Some interesting discussion yesterday around the new European Angels Fund from the EIF. More information here.
First impression: A great idea. Instead of looking at companies and individual investments they look at the business angel. If they like you then there’s a framework agreement and they match your investments. All of them, no cherry-picking allowed.
That seems like a huge advantage in terms of speed and aligning investor interests over other governmental co-investment programs where the co-investor needs to perform due diligence on the individual investment.
And apparently significant echo with a large number of “surprisingly qualified” candidates applying for inclusion in the program. So far so good.
But it’s not clear that this is for every investor.
On the the one hand you might have a “drive-by” business angel doing lots of transactions, keeping a relative distance from the company (possibly because they invested as part of a syndicate), and moving on to the next transaction. Their motives for EAF involvement could very well be to make more cash available and thereby have more capital available until the next round. Possibly keeping some of their cash to participate in the next round. That seems to make sense.
On the other hand you might have the “hands-on” angel doing a much smaller number of transactions, but investing significant time and effort in the day-to-day business of the company.

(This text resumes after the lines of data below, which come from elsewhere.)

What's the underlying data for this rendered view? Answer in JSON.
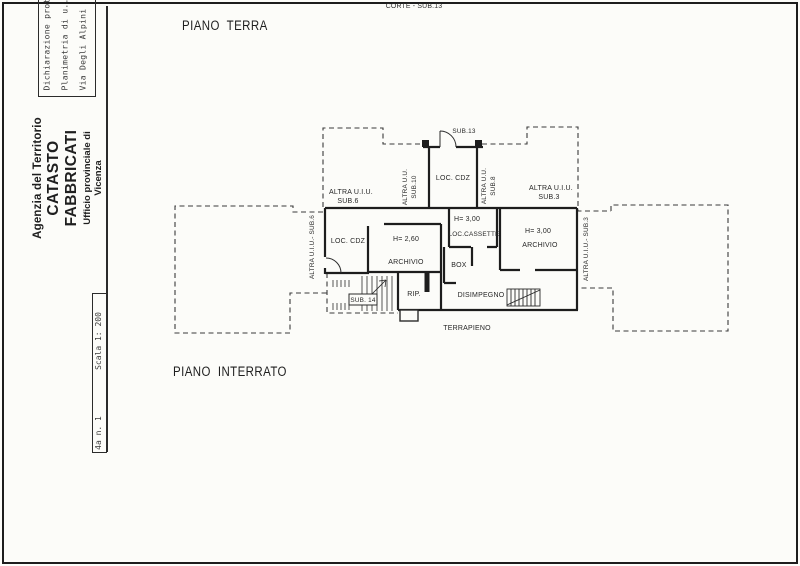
{
  "page": {
    "corte_label": "CORTE - SUB.13",
    "floor_top_label": "PIANO TERRA",
    "floor_bottom_label": "PIANO INTERRATO"
  },
  "sidebar": {
    "stamp_lines": [
      "Dichiarazione prot",
      "Planimetria di u..",
      "Via Degli Alpini"
    ],
    "agency_line1": "Agenzia del Territorio",
    "agency_line2": "CATASTO FABBRICATI",
    "agency_line3": "Ufficio provinciale di",
    "agency_line4": "Vicenza",
    "scale_label": "Scala 1: 200",
    "sheet_label": "4a n. 1"
  },
  "plan": {
    "labels": {
      "sub13": "SUB.13",
      "loc_cdz_top": "LOC. CDZ",
      "loc_cdz_left": "LOC. CDZ",
      "altra_sub6_line1": "ALTRA U.I.U.",
      "altra_sub6_line2": "SUB.6",
      "altra_sub3_line1": "ALTRA U.I.U.",
      "altra_sub3_line2": "SUB.3",
      "altra_sub10_line1": "ALTRA U.U.",
      "altra_sub10_line2": "SUB.10",
      "altra_sub8_line1": "ALTRA U.U.",
      "altra_sub8_line2": "SUB.8",
      "altra_sub6_side": "ALTRA U.I.U.- SUB.6",
      "altra_sub3_side": "ALTRA U.I.U.- SUB.3",
      "h_260": "H= 2,60",
      "archivio_center": "ARCHIVIO",
      "h_300_cassette": "H= 3,00",
      "loc_cassette": "LOC.CASSETTE",
      "box": "BOX",
      "h_300_archivio": "H= 3,00",
      "archivio_right": "ARCHIVIO",
      "rip": "RIP.",
      "disimpegno": "DISIMPEGNO",
      "sub14": "SUB. 14",
      "terrapieno": "TERRAPIENO"
    }
  },
  "colors": {
    "ink": "#222222",
    "wall_line": "#1d1d1d",
    "paper": "#fcfcf9"
  }
}
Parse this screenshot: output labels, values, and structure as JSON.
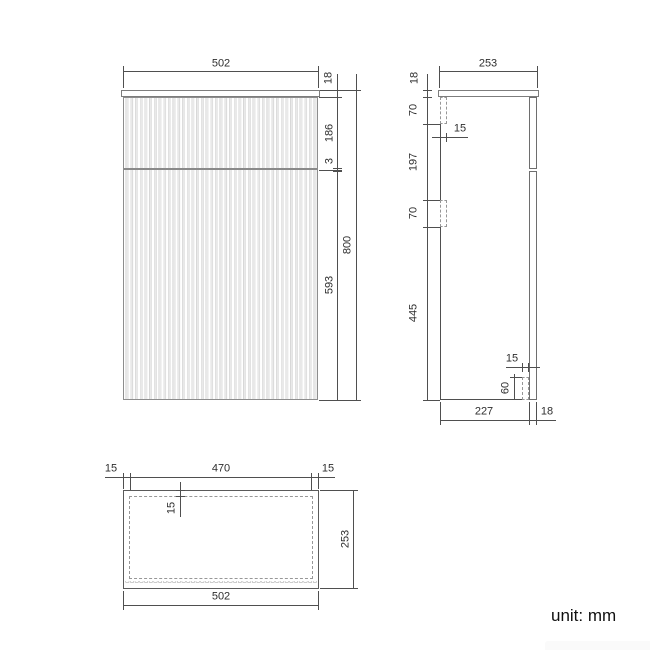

Let’s say 1-2 days a week and more in case of need or crisis. This type of angel will want a special price for their shares that acknowledges the unique contribution they are making. You may even argue that their investment is not so much a cash infusion but the mechanism for capturing the value that is being created by the “hands-on” angel. In this case the unique valuation required by the angel would then also be extended to the EAF co-investor. That does not make much sense. If more cash is needed it would be smarter to look for additional hands-on help to join the investment round.